C’est une étape décisive pour l’autonomie économique du continent qui s’est jouée en Éthiopie. En marge du 39ème sommet de l’Union africaine, les chefs d’État et de gouvernement ont officiellement lancé le Mécanisme de financement des infrastructures africaines (AIFF). Cette nouvelle plateforme, pilotée par l’Afrique, entend répondre à une problématique chronique : la difficulté de transformer les volontés politiques en projets d’infrastructures concrets et financés.

L’événement s’est tenu lors du Troisième Dialogue Présidentiel de Haut niveau de l’Alliance des Institutions Financières Multilatérales Africaines (AAMFI), sous le patronage de John Dramani Mahama, Président de la République du Ghana. L’objectif affiché est clair : rompre avec la dépendance aux systèmes financiers extérieurs et bâtir une architecture continentale robuste.

Un paradoxe financier à résoudre

Le constat dressé lors de ce sommet est sans appel. L’Afrique ne manque pas d’argent, mais de mécanismes pour l’utiliser efficacement. « L’Afrique dispose de réserves de capitaux nationaux dépassant 2 500 milliards de dollars US. Le défi n’est pas la disponibilité des capitaux, mais la manière dont nous les déployons intentionnellement dans les infrastructures, l’industrialisation et la création d’emplois pour réaliser l’Agenda 2063 et la Zone de libre-échange continentale africaine », a déclaré John Dramani Mahama, Président du Ghana.

Pour les dirigeants présents, les systèmes de financement actuels sont trop fragmentés et évaluent mal le risque africain, entraînant des coûts de capitaux prohibitifs. L’ambition est donc de mobiliser ces ressources internes vers des projets productifs plutôt que de les laisser dormir ou s’exporter.

Structurer pour mieux financer

L’un des obstacles majeurs identifiés n’est pas tant la pertinence des projets que leur préparation technique et financière.
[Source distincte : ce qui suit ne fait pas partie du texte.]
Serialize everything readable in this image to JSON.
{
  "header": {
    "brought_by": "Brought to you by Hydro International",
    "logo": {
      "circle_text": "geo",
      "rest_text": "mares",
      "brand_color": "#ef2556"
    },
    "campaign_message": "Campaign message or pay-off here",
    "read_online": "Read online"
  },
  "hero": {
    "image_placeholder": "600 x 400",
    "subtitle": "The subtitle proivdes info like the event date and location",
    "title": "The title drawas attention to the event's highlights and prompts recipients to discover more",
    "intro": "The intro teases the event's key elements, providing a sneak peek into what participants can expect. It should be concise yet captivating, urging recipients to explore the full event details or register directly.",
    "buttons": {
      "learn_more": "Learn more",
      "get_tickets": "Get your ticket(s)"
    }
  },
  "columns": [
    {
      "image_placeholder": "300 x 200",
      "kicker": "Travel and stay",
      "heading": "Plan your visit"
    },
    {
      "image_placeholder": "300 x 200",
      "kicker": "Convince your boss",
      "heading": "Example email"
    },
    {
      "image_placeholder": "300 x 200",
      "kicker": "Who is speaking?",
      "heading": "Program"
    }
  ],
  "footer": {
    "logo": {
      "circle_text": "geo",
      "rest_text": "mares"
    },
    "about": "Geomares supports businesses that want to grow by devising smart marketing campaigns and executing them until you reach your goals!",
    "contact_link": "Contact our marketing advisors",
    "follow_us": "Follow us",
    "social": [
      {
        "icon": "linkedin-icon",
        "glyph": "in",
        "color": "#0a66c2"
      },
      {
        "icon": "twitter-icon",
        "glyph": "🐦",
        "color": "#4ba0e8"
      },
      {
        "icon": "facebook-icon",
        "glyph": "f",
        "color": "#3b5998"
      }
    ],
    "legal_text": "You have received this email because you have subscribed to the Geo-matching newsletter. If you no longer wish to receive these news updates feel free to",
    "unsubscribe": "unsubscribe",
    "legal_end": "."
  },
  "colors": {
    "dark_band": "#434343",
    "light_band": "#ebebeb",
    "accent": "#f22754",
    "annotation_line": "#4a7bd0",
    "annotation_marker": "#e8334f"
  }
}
C’est ici qu’intervient l’AIFF. « Le Mécanisme de financement des infrastructures africaines a été conçu pour remédier à l’obstacle le plus persistant à la réalisation des infrastructures en Afrique : le décalage entre l’approbation politique et l’exécution financière », a souligné le Dr George Elombi, Président du Conseil d’administration d’Afreximbank.

Selon cet expert, trop de dossiers sont bloqués car « mal structurés ou mal alignés sur les exigences du capital à long terme ». En mutualisant les expertises et les cadres de gestion des risques, le nouveau mécanisme vise à rendre les projets « bancables » plus rapidement.

Une coordination institutionnelle indispensable

Le déficit de financement des infrastructures en Afrique est estimé à environ 221 milliards de dollars par an pour la période 2023-2030. Pour combler ce fossé, la convergence entre volonté politique et coordination technique est impérative. « Le lancement de l’AIFF est une démonstration puissante de ce qui peut être réalisé lorsque la volonté politique et la coordination institutionnelle convergent », a affirmé S.E. Mme Francisca Tatchouop Belobe, Commissaire à l’Union africaine.

Cette approche collaborative est également défendue par les acteurs du secteur de l’assurance et de la réassurance. « En partageant stratégiquement les risques, en renforçant nos institutions et en mobilisant les capitaux nationaux et privés, nous pouvons construire un écosystème financier résilient », a insisté le Dr Corneille Karekezi, PDG d’Africa Reinsurance Corporation.

Vers une souveraineté monétaire

Au-delà des infrastructures, le sommet a permis d’avancer sur le terrain de la coopération monétaire. La République du Cameroun a symboliquement déposé l’instrument de ratification du Protocole et des Statuts du Fonds monétaire africain (FMA). Ce geste s’inscrit dans une dynamique plus large visant à opérationnaliser les institutions financières de l’Union africaine pour assurer la stabilité macroéconomique du continent.

L’AAMFI (https://www.afreximbank.com), qui regroupe douze institutions pesant plus de 70 milliards de dollars, se positionne désormais comme le bras armé de cette reconquête de la souveraineté financière, indispensable à la concrétisation de l’Agenda 2063. Afreximbank, institution majeure du commerce intra-africain, joue un rôle central dans ce dispositif.